Make no mistake: the House spending plan is extremely modest. It still falls short of pre-Great Recession levels of investments, fails to make up for years of harmful cuts and does not reflect all that’s needed to foster inclusive economic growth. That said, it does make some strides in the right direction and should serve as something for state leaders to build upon and strengthen rather than cast aside.
That brings us to where we are now. It’s now the Senate’s turn to put a price tag on things that make our communities and families more resilient. All indications are that Senators are feeling pressure from some loud and well-heeled interests to head in the opposite direction. Specifically, they are being prodded to squander the modest revenue gains our state is experiencing through yet another round of tax cuts rather than reinvesting them in the building blocks of community well-being.
Senators need to put families and communities first by investing more resources, not fewer, in essential programs like early childhood education and things that allow public schools to succeed like well-paid teachers, internet connectivity, and textbooks. They need to improve access to high quality child care for working parents, make college more affordable college, and aid the development of struggling rural economies. And they need to put resources towards helping our seniors remain independent and allow them to continue living at home—things like home-health care services and Meals on Wheels. These are but a few of kinds of steps our state should be taking. Is the price tag higher if we include these things? Sure, but it’s worth it.

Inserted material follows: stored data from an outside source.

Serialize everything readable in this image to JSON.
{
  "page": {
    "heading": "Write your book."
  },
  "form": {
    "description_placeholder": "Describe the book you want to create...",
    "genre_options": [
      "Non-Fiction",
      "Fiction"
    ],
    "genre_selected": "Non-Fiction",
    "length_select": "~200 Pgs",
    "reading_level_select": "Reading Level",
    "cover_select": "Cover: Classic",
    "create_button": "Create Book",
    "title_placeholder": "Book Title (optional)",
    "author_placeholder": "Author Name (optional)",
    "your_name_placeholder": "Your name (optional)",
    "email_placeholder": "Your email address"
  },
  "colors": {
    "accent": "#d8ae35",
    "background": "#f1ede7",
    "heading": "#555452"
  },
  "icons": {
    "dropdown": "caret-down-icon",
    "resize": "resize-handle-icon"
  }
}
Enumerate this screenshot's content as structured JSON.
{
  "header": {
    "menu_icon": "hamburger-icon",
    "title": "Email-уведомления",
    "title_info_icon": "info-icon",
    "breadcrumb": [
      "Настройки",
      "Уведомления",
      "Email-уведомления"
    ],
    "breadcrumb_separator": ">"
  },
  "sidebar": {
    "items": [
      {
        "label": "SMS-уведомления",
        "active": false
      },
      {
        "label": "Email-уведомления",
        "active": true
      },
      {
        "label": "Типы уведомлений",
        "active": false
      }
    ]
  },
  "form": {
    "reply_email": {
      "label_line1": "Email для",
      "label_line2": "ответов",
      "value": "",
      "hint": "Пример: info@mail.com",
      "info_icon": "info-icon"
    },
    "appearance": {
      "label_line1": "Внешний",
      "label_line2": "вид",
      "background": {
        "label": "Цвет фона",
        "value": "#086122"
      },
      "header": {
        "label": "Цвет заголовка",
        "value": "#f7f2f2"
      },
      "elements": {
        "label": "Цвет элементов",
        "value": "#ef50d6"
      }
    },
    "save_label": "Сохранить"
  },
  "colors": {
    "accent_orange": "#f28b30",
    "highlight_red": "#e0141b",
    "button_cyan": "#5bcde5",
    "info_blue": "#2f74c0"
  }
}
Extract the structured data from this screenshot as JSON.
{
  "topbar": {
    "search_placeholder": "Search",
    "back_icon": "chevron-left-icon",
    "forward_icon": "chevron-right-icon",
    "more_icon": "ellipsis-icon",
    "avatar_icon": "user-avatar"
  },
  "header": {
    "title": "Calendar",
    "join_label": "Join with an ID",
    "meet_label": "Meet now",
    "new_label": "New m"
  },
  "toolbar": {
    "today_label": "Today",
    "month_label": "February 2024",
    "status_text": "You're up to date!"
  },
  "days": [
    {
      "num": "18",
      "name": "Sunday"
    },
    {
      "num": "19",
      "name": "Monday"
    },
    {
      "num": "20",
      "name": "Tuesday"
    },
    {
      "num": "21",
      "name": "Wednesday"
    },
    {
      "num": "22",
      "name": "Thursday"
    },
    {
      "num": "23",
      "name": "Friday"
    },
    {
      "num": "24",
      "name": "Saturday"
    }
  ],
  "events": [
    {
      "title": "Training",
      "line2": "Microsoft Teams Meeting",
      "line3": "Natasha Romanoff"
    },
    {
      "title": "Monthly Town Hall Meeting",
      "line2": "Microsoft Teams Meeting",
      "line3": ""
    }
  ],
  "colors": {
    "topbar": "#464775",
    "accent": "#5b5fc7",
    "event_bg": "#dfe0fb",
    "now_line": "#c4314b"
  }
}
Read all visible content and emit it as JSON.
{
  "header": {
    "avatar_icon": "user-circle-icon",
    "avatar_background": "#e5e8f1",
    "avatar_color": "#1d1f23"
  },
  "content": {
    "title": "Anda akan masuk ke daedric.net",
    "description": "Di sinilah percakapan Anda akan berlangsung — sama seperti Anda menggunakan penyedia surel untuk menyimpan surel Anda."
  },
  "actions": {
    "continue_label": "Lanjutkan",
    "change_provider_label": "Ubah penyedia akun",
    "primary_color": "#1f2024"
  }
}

The old adage that “you get what pay for” applies equally as well to the things we buy together like schools, roads and courts as it does to haircuts and hamburgers. We will get the opportunity, security, and dignity that we pay for. North Carolinians have long known that “doing things on the cheap” is no way to run a modern state. It’s time for us to remind our state senators of this basic Old North State principle. Now is the time to tell the Senate that North Carolina is worth it—our communities and our neighbors are worth investing in. The price tag we put on these things, as reflected in the state budget, should reflect the shared goals of the many, not the fears and cheapskate tendencies of the few.
Tazra Mitchell is a Policy Analyst at the North Carolina Budget and Tax Center.